KEIR RADNEDGE REPORTS: Manchester City’s failure, yet again, to reap Champions League reward from their multi-billion investment in pursuit of club football’s greatest prize was no accident.

Fans hit social media after the final whistle of the 3-1 quarter-final defeat by Lyon in Lisbon to point fingers of blame at VAR – like last season against Tottenham at the same stage – Raheem Sterling for missing an open goal and UEFA in general for the distraction of a financial fair play storm.

This has been a weird season because of the pandemic interruption but it was the same for Lyon. Indeed, coach Rudi Garcia’s players had enjoyed far less match practice than City because of the early French shutdown.

Instead the focus of the post-mortem will be directed at Pep Guardiola. He was the master coach who was considered the missing piece in the City jigsaw being built by the club’s Abu Dhabi owners.

Yet in seven seasons with FC Bayern and Manchester City, with money and resources which are the envoy of every other manager in world football, Guardiola has repeatedly failed to deliver in the one arena which matters the most.

is job is secure. After all, Guardiola has triumphed repeatedly in Premier League, FA Cup and League Cup. But in Europe he is clearly fallible. He over-thinks, with fatal consequences.

City were favourites not only to reach only a second Champions League semi-final but, perhaps, for Guardiola to reclaim the trophy for the first time since 2011 with Barcelona.

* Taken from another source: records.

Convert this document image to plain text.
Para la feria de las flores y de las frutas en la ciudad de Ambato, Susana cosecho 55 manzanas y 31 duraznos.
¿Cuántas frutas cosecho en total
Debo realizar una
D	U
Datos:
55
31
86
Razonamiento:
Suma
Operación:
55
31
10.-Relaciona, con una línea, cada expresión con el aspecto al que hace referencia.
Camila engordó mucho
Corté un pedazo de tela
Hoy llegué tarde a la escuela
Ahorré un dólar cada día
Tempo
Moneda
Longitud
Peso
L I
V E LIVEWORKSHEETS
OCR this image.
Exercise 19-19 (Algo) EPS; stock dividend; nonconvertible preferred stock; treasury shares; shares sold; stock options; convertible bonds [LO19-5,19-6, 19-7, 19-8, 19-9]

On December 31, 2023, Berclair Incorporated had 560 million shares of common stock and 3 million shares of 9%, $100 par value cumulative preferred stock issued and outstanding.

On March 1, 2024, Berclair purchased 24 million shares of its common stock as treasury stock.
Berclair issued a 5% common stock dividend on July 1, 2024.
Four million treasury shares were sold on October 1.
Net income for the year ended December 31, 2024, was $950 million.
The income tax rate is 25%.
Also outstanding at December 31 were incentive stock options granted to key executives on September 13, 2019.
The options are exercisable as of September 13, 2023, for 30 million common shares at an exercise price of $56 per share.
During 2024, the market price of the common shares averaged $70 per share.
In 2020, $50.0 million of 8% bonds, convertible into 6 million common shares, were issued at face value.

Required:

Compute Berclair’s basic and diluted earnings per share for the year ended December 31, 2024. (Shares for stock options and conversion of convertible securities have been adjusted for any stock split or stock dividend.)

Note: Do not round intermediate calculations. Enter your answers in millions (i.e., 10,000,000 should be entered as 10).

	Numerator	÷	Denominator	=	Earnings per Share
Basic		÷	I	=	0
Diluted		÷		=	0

Given City’s talent, a simple match plan should have been sufficient for the task in hand. Yet Guardiola offered Lyon too much respect.

He started with creative players such as Riyad Mahrez, David Silva and Bernardo Silva all on the bench and deployed a cautious 3-4-2-1 formation. This featured transfer-seeking Eric García in the centre of the backline and Ilkay Gündogan alongside Rodri in central midfield.

It did not work. Gabriel Jesus, at centre-forward for the injured Sergio Aguero, was starved of service; Sterling was abandoned to individual forays; and Kevin de Bruyne wasted all the attacking set pieces by shooting in vain at goal.

City looked like rescuing the game only well into the second half when Guardiola introduced Mahrez and switched to 4-2‑3-1. Too late.

Guardiola said: “I don’t want to complain or look for excuses, we are out. For the first 25 minutes or so we struggled to find our rhythm. We were a lot better in the second half. We did create some chances but we also conceded two goals. We did some good things in the game but we made mistakes in both areas and that’s why we lost. At this level of the game you have to be perfect.”

“It’s disappointing but now it’s time for holidays. We will keep trying, and one day I am sure we will be able to bridge this gap.”

Guardiola, with increasingly impatient owners and new players needed in defence and midfield, has only one year remaining on his contract in which to make up for lost time.